Woman and man at table on boat

Nicholas with Reach staff member Morgan at a Rec program

The effects for Nicholas were almost immediate. Cari mentions, “When we started working with Jesse [at Reach], from the first point on, they were building those steps. You could see it with the progress reports, he was able to build those skills in a very short period of time.” And Cari is quick to emphasize that Reach stands by their philosophy of doing “with, not for” the individuals they support. “One thing that has been amazing about Reach for Resources is that it has given Nicholas the opportunity to make mistakes—not huge ones—but to try, and that’s how we learn. It pushes their boundaries.” She adds, “I can honestly tell you that that’s what sets Reach’s program aside from other ones,” says Cari.

Since Teen Explorers, Nicholas has progressed to being active in other Reach programs, including dances, On the Town activities, singles nights, and more. He has become increasingly confident in other ways by giving back to the community as well. He is a bell ringer for the Salvation Army and volunteers for his youth group.

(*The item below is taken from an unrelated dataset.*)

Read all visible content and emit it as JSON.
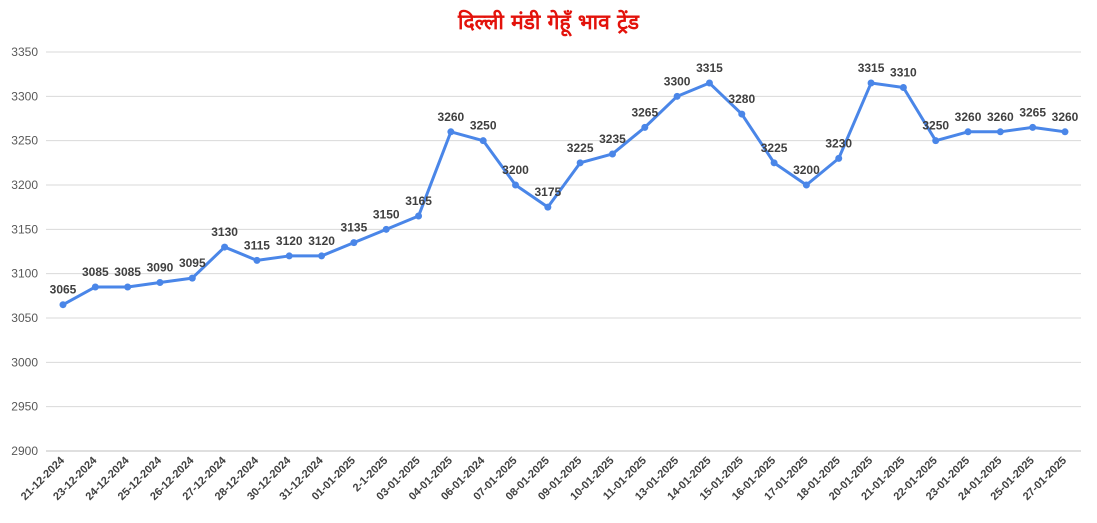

Cari says, “It is wonderful to see him confident and so engaged in the community!”

It seems though, that Teen Explorers will always be close to Nicholas’s heart. Cari shares that she envisions him helping younger individuals go through the program someday. “I can see him cycling through that way.” It was the respect and dignity shared in the program that she believes touched Nicholas so deeply. Referring to Reach, she says, “Loving someone for who they are on the inside. That’s what you do. You can just see it in every single one of your participants.”